Most of the time, I run in the afternoon, just before the sunset. I am a night person and I am much productive when I work late so it is difficult for me to wake up early. Earlier today, when it was time for me to change into my running attire, I noticed the heaviness in my body. My arms were heavy, my legs were like lead and I did not feel like running at all. Picturing the route I intended to run, I dreaded the hills, did not look forward to inhaling the smoke coming from vehicles, and worried about it getting dark already.
If I felt this way last month when I had not yet started to train regularly, I would probably had given in to my body’s demands and stayed at home.

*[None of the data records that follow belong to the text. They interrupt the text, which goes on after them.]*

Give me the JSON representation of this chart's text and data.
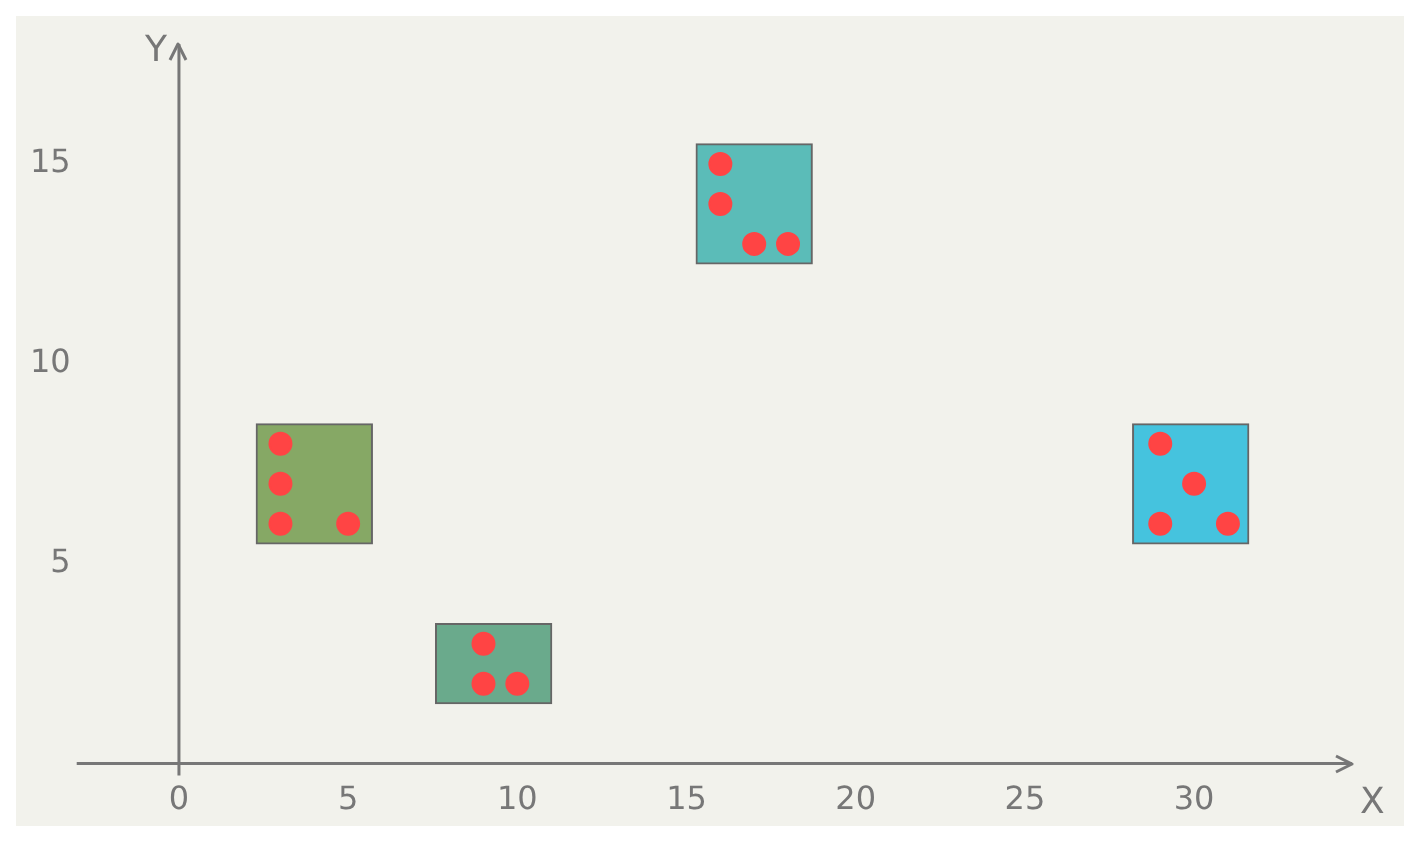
{
  "chart_data": {
    "type": "scatter",
    "xlabel": "X",
    "ylabel": "Y",
    "xlim": [
      0,
      32
    ],
    "xticks": [
      0,
      5,
      10,
      15,
      20,
      25,
      30
    ],
    "ylim": [
      0,
      18
    ],
    "yticks": [
      5,
      10,
      15
    ],
    "grid": false,
    "legend": false,
    "marker": "circle",
    "series": [
      {
        "type": "bar",
        "x": [
          4,
          9.3,
          17,
          29.9
        ],
        "base": [
          5.5,
          1.5,
          12.5,
          5.5
        ],
        "values": [
          3,
          2,
          3,
          3
        ],
        "colors": [
          "#86a865",
          "#6aaa8c",
          "#5bbcb8",
          "#45c3de"
        ]
      },
      {
        "color": "#ff4444",
        "x": [
          3,
          3,
          3,
          5,
          9,
          9,
          10,
          16,
          16,
          17,
          18,
          29,
          30,
          29,
          31
        ],
        "values": [
          8,
          7,
          6,
          6,
          3,
          2,
          2,
          15,
          14,
          13,
          13,
          8,
          7,
          6,
          6
        ]
      }
    ]
  }
}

I would have a lot of excuses: I only had a couple of hours sleep the night before, it was already too dark, I had just eaten, I was too sleepy, ad infinitum, ad nauseam.
What is wonderful about running regularly however, is that after a few weeks, you develop an “addiction” to running. When that sets in, it would no longer be a question of “will I run or not?” but “how long should I run?”
I like what John Bingham said, in his “No Need for Speed” column in Runner’s World:
I’m not sure exactly when liking to run became longing to run, when wanting to run became needing to run. I only know that, as there once were roads that had to be ridden, there are now roads and trails and courses that must be run. There are miles and moments and memories that only converge when the shoe strikes the ground. And, in that white-hot instant, the world makes sense.
There will always be bad days and good days, and days that I will feel tired or energized. However, whether or not I feel like lacing on my New Balance and going out the door is immaterial. I have to keep on running.